Maar een activering van Artikel III van de wet Helms-Burton kan inderdaad grote negatieve gevolgen voor Cuba hebben. Immers dit artikel kan ook ingeroepen worden door de Cubanen die in de jaren ’60 hun vaderland hebben verlaten en hun nakomelingen die nu de VS-nationaliteit hebben. Dat betekent dat ongeveer 200.000 VS-burgers nu een klacht zouden kunnen indienen, veel meer dus dan de 6.000 die reeds naar de rechtbank zijn gestapt.

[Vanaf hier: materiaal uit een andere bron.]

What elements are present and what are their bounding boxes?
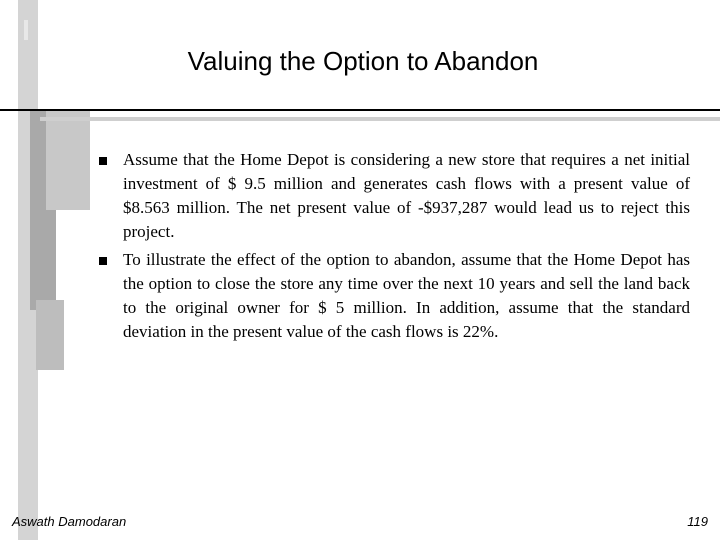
page-number: 119 [687, 514, 708, 529]
bullet-item [96, 248, 690, 344]
bullet-list [96, 148, 690, 348]
title-divider [0, 109, 720, 111]
bullet-text: Assume that the Home Depot is considering a new store that requires a net initial investment of $ 9.5 million and generates cash flows with a present value of $8.563 million. The net present value of -$937,287 would lead us to reject this project. [123, 150, 690, 241]
square-bullet-icon [99, 257, 107, 265]
slide-title: Valuing the Option to Abandon [187, 46, 539, 76]
title-divider-shadow [40, 117, 720, 121]
bullet-text: To illustrate the effect of the option to abandon, assume that the Home Depot has the option to close the store any time over the next 10 years and sell the land back to the original owner for $ 5 million. In addition, assume that the standard deviation in the present value of the cash flows is 22%. [123, 250, 690, 341]
footer-author: Aswath Damodaran [12, 514, 127, 529]
bullet-item [96, 148, 690, 244]
decorative-bar [24, 20, 28, 40]
decorative-bar [46, 110, 90, 210]
square-bullet-icon [99, 157, 107, 165]
decorative-bar [36, 300, 64, 370]
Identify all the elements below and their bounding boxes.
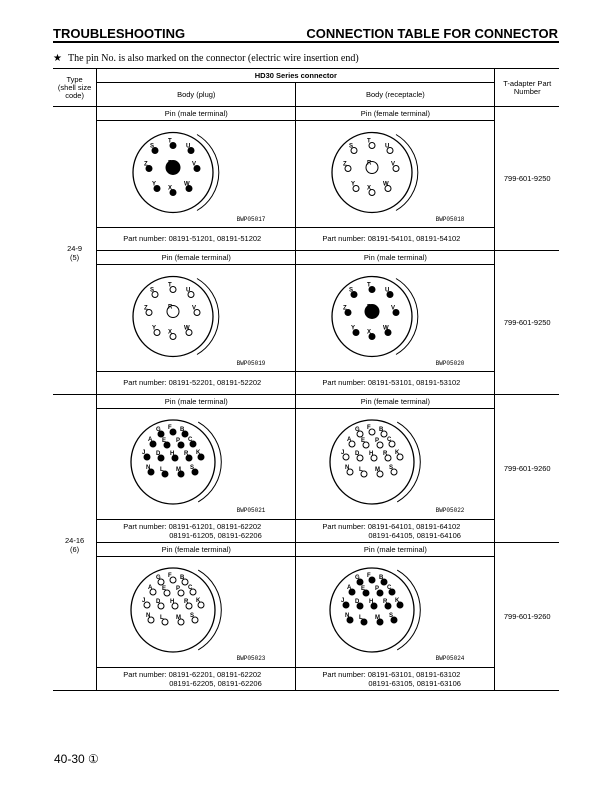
pin-letter: T: [168, 138, 172, 144]
pin-letter: J: [142, 450, 146, 456]
diagram-code: BWP05019: [236, 359, 266, 367]
pin-letter: E: [361, 438, 366, 444]
pin-letter: D: [355, 451, 360, 457]
pin-letter: V: [192, 161, 197, 167]
pin-letter: K: [196, 450, 201, 456]
page-number: 40-30 ①: [54, 752, 99, 766]
pin-letter: K: [395, 598, 400, 604]
pin-letter: R: [184, 451, 189, 457]
connector-shell-edge: [197, 134, 219, 210]
pin-letter: S: [190, 613, 195, 619]
pin-letter: U: [385, 287, 390, 293]
part-number-line: 08191-63105, 08191-63106: [368, 679, 461, 688]
connector-diagram-cell: [97, 557, 296, 668]
pin-letter: W: [383, 325, 390, 331]
part-number-line: 08191-62205, 08191-62206: [169, 679, 262, 688]
pin-letter: C: [387, 585, 392, 591]
pin-label: Pin (female terminal): [97, 543, 296, 557]
connector-shell-edge: [396, 278, 418, 354]
pin-letter: L: [359, 467, 364, 473]
connector-diagram-cell: [296, 265, 495, 372]
pin-letter: W: [184, 325, 190, 331]
pin-letter: N: [345, 465, 350, 471]
connector-diagram: [101, 266, 291, 371]
pin-letter: D: [156, 599, 161, 605]
t-adapter-number: 799-601-9260: [495, 395, 559, 543]
col-receptacle-header: Body (receptacle): [296, 83, 495, 107]
diagram-code: BWP05018: [435, 215, 465, 223]
pin-letter: B: [180, 427, 185, 433]
col-tadapter-header: T-adapter Part Number: [495, 69, 559, 107]
pin-letter: X: [168, 185, 173, 191]
connector-diagram-cell: [296, 557, 495, 668]
pin-letter: F: [168, 425, 172, 431]
connector-diagram-cell: [97, 265, 296, 372]
type-cell: 24-16 (6): [53, 395, 97, 691]
pin-letter: P: [176, 586, 181, 592]
series-header: HD30 Series connector: [97, 69, 495, 83]
diagram-code: BWP05022: [435, 507, 465, 514]
pin-letter: D: [156, 451, 161, 457]
pin-letter: R: [367, 304, 372, 310]
pin-letter: B: [379, 575, 384, 581]
header-rule: [53, 41, 559, 43]
connector-diagram: [300, 266, 490, 371]
pin-letter: M: [375, 615, 381, 621]
connector-diagram-cell: [97, 121, 296, 228]
connector-shell-edge: [398, 422, 421, 502]
pin-letter: Y: [351, 325, 356, 331]
part-number: Part number: 08191-54101, 08191-54102: [296, 228, 495, 251]
connector-diagram: [300, 122, 490, 227]
pin-letter: J: [341, 598, 345, 604]
pin-label: Pin (female terminal): [97, 251, 296, 265]
pin-letter: H: [170, 599, 175, 605]
connector-diagram-cell: [97, 409, 296, 520]
pin-letter: A: [148, 585, 153, 591]
pin-letter: T: [367, 282, 372, 288]
pin-letter: J: [341, 450, 345, 456]
part-number: [296, 668, 495, 691]
connection-table: [53, 68, 559, 691]
pin-letter: A: [347, 437, 352, 443]
pin-letter: F: [367, 425, 372, 431]
diagram-code: BWP05023: [236, 655, 266, 662]
part-number-line: Part number: 08191-63101, 08191-63102: [322, 670, 461, 679]
pin-letter: H: [170, 451, 175, 457]
pin-letter: A: [347, 585, 352, 591]
diagram-code: BWP05020: [435, 359, 465, 367]
pin-letter: G: [355, 427, 361, 433]
pin-letter: F: [168, 573, 172, 579]
type-cell: 24-9 (5): [53, 107, 97, 395]
pin-letter: T: [367, 138, 372, 144]
pin-letter: R: [383, 599, 388, 605]
part-number-line: 08191-61205, 08191-62206: [169, 531, 262, 540]
pin-letter: D: [355, 599, 360, 605]
pin-letter: N: [345, 613, 350, 619]
pin-label: Pin (female terminal): [296, 107, 495, 121]
col-plug-header: Body (plug): [97, 83, 296, 107]
connector-shell-edge: [198, 570, 221, 650]
pin-letter: C: [188, 585, 193, 591]
pin-letter: V: [192, 305, 197, 311]
pin-letter: A: [148, 437, 153, 443]
pin-letter: F: [367, 573, 372, 579]
pin-letter: Z: [343, 161, 348, 167]
pin-letter: Y: [351, 181, 356, 187]
pin-letter: E: [162, 438, 167, 444]
pin-letter: L: [160, 467, 164, 473]
part-number: [97, 668, 296, 691]
connector-diagram: [300, 558, 490, 666]
pin-letter: S: [349, 143, 354, 149]
pin-letter: J: [142, 598, 146, 604]
pin-letter: X: [367, 329, 372, 335]
pin-letter: N: [146, 613, 151, 619]
connector-diagram: [101, 410, 291, 518]
note-text: The pin No. is also marked on the connector (electric wire insertion end): [67, 53, 359, 64]
pin-letter: P: [375, 586, 380, 592]
header-section-title: TROUBLESHOOTING: [53, 26, 186, 41]
header-page-title: CONNECTION TABLE FOR CONNECTOR: [306, 26, 558, 41]
pin-label: Pin (male terminal): [296, 543, 495, 557]
pin-letter: G: [156, 427, 161, 433]
pin-letter: U: [186, 143, 191, 149]
pin-letter: B: [379, 427, 384, 433]
pin-letter: S: [150, 143, 155, 149]
t-adapter-number: 799-601-9260: [495, 543, 559, 691]
pin-letter: R: [383, 451, 388, 457]
pin-letter: M: [176, 615, 182, 621]
pin-letter: B: [180, 575, 185, 581]
pin-letter: W: [383, 181, 390, 187]
pin-letter: Z: [144, 161, 148, 167]
pin-label: Pin (male terminal): [296, 251, 495, 265]
pin-letter: W: [184, 181, 190, 187]
pin-letter: G: [355, 575, 361, 581]
part-number: Part number: 08191-51201, 08191-51202: [97, 228, 296, 251]
connector-shell-edge: [197, 278, 219, 354]
part-number-line: Part number: 08191-62201, 08191-62202: [123, 670, 262, 679]
connector-shell-edge: [198, 422, 221, 502]
pin-letter: V: [391, 161, 396, 167]
pin-letter: U: [385, 143, 390, 149]
diagram-code: BWP05024: [435, 655, 465, 662]
pin-letter: S: [389, 465, 394, 471]
pin-letter: E: [361, 586, 366, 592]
part-number-line: Part number: 08191-61201, 08191-62202: [123, 522, 262, 531]
pin-letter: T: [168, 282, 172, 288]
t-adapter-number: 799-601-9250: [495, 107, 559, 251]
t-adapter-number: 799-601-9250: [495, 251, 559, 395]
pin-letter: C: [387, 437, 392, 443]
pin-letter: P: [176, 438, 181, 444]
connector-diagram-cell: [296, 409, 495, 520]
pin-letter: L: [160, 615, 164, 621]
part-number: [296, 520, 495, 543]
part-number: Part number: 08191-53101, 08191-53102: [296, 372, 495, 395]
pin-letter: R: [184, 599, 189, 605]
pin-label: Pin (female terminal): [296, 395, 495, 409]
pin-letter: R: [367, 160, 372, 166]
pin-letter: U: [186, 287, 191, 293]
part-number: [97, 520, 296, 543]
pin-letter: S: [150, 287, 155, 293]
pin-label: Pin (male terminal): [97, 395, 296, 409]
pin-letter: H: [369, 451, 374, 457]
part-number: Part number: 08191-52201, 08191-52202: [97, 372, 296, 395]
pin-letter: Z: [343, 305, 348, 311]
pin-letter: K: [395, 450, 400, 456]
pin-letter: S: [349, 287, 354, 293]
pin-letter: V: [391, 305, 396, 311]
pin-letter: Y: [152, 181, 157, 187]
pin-letter: L: [359, 615, 364, 621]
pin-letter: R: [168, 304, 173, 310]
col-type-header: Type (shell size code): [53, 69, 97, 107]
pin-letter: M: [375, 467, 381, 473]
pin-letter: E: [162, 586, 167, 592]
part-number-line: 08191-64105, 08191-64106: [368, 531, 461, 540]
pin-letter: C: [188, 437, 193, 443]
connector-diagram-cell: [296, 121, 495, 228]
part-number-line: Part number: 08191-64101, 08191-64102: [322, 522, 461, 531]
pin-letter: N: [146, 465, 151, 471]
star-icon: ★: [53, 53, 62, 64]
pin-letter: Z: [144, 305, 148, 311]
connector-diagram: [101, 122, 291, 227]
connector-shell-edge: [398, 570, 421, 650]
pin-letter: Y: [152, 325, 157, 331]
pin-label: Pin (male terminal): [97, 107, 296, 121]
pin-letter: P: [375, 438, 380, 444]
diagram-code: BWP05021: [236, 507, 266, 514]
pin-letter: S: [190, 465, 195, 471]
pin-letter: H: [369, 599, 374, 605]
note: [53, 53, 359, 64]
connector-diagram: [101, 558, 291, 666]
pin-letter: X: [367, 185, 372, 191]
pin-letter: K: [196, 598, 201, 604]
pin-letter: M: [176, 467, 182, 473]
pin-letter: R: [168, 160, 173, 166]
connector-diagram: [300, 410, 490, 518]
connector-shell-edge: [396, 134, 418, 210]
pin-letter: G: [156, 575, 161, 581]
pin-letter: S: [389, 613, 394, 619]
diagram-code: BWP05017: [236, 215, 266, 223]
pin-letter: X: [168, 329, 173, 335]
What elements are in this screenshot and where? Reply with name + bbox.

Verder zou elk buitenlands bedrijf dat in Cuba investeert of wil investeren het risico lopen om in de VS aangeklaagd te worden. Immers investeren in Cuba betekent samenwerken met een Cubaans bedrijf, dat mogelijk gevestigd is in gebouwen of gronden die voor de revolutie privé-eigendommen waren. Het is duidelijk dat Artikel III bestaande en toekomstige buitenlandse investeringen zal ontmoedigen.
Dat is natuurlijk ook de bedoeling van president Trump: de Cubaanse economie treffen en de ontwikkelingskansen van het land beknotten. Het Cubaans Ministerie van Buitenlandse Zaken heeft “deze nieuwe escalatie in de agressieve houding van de Verenigde Staten” al scherp veroordeeld. Daarom is internationaal protest tegen deze maatregel meer dan nodig.